Denial of Fault

Good citizenship and character development programs have become prevalent in our public schools.  Their prevalence is due to an undeniable need for a return to morality.  So, well-meaning administrators implement programs, programs fraught with impotent and sterile buzzwords and clichés.  Teachers try to impart an understanding of the need for morality to confused students, whose understandable responses go something like:  "Didn't you just teach us survival of the fittest?   Didn't you just teach us that the founders of our society who believed in strong morality were backward and close-minded?  Didn't you just teach us that evolution dictates that I exalt myself over others, and that I reproduce as often as possible with as many partners as possible?"  

We have ceded any semblance of the moral standing that it takes to teach character.  The credibility simply isn't there.  They don't need another teacher who watches and listens to the filth that they immerse themselves in.  They don't need another adolescent adult who would rather foster self-esteem than to save their lives and give them something real to esteem.  We have exiled the Father from the home, congratulated ourselves on our enlightenment, worked hard to scrub His influence away, and then wonder why the children don't know how to behave.  Why do we think that they will learn morality any other way than the way that we learned it?

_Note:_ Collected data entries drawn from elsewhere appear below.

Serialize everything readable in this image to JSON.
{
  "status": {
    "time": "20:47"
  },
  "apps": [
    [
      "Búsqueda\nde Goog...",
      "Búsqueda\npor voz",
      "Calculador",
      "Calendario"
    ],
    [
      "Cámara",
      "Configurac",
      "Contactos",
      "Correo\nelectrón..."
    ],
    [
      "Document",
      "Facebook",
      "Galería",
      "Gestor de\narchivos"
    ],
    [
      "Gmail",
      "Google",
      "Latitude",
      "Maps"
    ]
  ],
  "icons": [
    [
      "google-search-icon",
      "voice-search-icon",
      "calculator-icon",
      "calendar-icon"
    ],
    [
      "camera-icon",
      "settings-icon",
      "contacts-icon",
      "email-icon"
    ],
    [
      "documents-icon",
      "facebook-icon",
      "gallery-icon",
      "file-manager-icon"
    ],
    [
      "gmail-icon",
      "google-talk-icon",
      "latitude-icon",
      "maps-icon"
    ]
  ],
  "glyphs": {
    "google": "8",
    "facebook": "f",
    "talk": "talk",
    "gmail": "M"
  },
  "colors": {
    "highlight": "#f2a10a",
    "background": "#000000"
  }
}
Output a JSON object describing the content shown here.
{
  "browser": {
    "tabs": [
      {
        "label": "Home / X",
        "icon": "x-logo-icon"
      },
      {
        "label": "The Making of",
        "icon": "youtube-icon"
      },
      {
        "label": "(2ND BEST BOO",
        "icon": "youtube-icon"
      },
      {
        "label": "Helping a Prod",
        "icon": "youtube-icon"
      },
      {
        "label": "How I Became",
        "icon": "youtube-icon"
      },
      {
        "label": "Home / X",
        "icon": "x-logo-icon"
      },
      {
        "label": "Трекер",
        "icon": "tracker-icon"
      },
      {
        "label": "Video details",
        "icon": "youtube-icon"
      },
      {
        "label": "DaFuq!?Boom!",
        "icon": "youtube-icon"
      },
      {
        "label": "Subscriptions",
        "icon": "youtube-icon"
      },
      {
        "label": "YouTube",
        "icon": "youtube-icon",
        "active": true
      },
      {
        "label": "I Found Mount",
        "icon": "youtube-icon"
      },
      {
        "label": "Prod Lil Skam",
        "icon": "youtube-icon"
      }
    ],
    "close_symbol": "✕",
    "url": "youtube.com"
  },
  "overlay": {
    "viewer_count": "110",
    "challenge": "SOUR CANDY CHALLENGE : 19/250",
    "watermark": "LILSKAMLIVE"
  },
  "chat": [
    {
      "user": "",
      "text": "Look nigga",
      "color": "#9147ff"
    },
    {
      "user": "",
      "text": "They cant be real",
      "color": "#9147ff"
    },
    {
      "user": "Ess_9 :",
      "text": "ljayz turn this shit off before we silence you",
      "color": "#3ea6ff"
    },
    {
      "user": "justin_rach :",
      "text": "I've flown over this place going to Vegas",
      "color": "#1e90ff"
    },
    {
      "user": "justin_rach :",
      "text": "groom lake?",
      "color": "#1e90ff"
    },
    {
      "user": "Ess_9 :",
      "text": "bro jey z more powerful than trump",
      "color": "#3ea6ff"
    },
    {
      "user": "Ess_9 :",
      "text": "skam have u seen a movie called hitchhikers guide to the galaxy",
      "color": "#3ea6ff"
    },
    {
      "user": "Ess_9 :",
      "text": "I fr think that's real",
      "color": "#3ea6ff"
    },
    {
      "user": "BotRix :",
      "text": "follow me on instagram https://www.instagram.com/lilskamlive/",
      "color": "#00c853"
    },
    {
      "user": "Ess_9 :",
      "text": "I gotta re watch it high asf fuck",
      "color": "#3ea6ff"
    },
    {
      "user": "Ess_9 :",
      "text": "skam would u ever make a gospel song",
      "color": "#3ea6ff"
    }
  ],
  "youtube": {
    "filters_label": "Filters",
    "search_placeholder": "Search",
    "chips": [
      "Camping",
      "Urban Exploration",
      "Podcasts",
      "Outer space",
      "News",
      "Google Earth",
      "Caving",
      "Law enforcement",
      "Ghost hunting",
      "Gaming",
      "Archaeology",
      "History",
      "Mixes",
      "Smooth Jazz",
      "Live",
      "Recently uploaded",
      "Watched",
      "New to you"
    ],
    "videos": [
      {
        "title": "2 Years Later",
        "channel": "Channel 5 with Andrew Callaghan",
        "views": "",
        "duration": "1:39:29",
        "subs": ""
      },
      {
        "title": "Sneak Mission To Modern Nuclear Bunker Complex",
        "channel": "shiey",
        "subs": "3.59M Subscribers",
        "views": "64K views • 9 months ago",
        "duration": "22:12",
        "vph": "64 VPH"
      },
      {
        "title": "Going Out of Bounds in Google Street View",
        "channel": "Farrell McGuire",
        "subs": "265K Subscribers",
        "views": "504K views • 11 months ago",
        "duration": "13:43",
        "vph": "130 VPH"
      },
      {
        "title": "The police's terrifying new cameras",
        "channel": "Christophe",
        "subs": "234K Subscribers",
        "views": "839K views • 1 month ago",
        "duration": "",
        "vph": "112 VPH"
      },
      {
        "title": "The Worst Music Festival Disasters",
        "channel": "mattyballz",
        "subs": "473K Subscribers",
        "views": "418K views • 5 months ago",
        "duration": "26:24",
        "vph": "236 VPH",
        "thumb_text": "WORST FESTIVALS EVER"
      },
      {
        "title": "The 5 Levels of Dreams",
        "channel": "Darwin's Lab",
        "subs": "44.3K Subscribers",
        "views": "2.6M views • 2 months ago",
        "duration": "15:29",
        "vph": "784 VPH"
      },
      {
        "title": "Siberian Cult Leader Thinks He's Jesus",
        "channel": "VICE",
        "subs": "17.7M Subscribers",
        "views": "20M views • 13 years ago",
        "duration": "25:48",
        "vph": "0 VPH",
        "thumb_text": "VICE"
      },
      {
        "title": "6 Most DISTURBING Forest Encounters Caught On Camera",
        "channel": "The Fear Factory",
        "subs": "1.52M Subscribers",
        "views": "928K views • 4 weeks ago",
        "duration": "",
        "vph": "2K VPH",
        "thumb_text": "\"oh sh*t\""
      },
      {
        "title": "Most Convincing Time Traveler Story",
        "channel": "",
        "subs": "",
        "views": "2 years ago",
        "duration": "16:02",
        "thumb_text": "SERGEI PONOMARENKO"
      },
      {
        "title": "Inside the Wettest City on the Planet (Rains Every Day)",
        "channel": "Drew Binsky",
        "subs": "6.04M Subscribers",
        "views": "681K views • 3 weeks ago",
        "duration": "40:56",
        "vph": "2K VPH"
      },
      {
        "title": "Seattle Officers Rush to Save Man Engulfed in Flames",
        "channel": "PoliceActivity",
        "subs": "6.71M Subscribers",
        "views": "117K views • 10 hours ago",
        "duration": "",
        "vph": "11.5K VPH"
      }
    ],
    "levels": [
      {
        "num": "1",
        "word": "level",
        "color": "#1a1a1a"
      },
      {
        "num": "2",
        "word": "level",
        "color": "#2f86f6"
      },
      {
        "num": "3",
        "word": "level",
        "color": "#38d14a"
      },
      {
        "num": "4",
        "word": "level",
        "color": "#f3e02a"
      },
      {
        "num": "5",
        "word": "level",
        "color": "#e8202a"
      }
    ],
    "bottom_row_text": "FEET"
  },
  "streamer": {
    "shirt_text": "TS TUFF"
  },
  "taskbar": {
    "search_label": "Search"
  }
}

So we ask the Almighty God:  "How can a young man cleanse his way?"  Our answer has always been and always will be:  "By taking heed according to Your word" (Psalm 119:9).  His Word is good "to receive the instruction of wisdom, justice, judgment, and equity; to give prudence to the simple, to the young man knowledge and discretion" (Proverbs 1:3-4).  Man sets out to make a god of himself and to establish his own righteousness, but he willingly forgets that "the fear of the Lord is the beginning of knowledge, but fools despise wisdom and instruction" (Proverbs 1:7).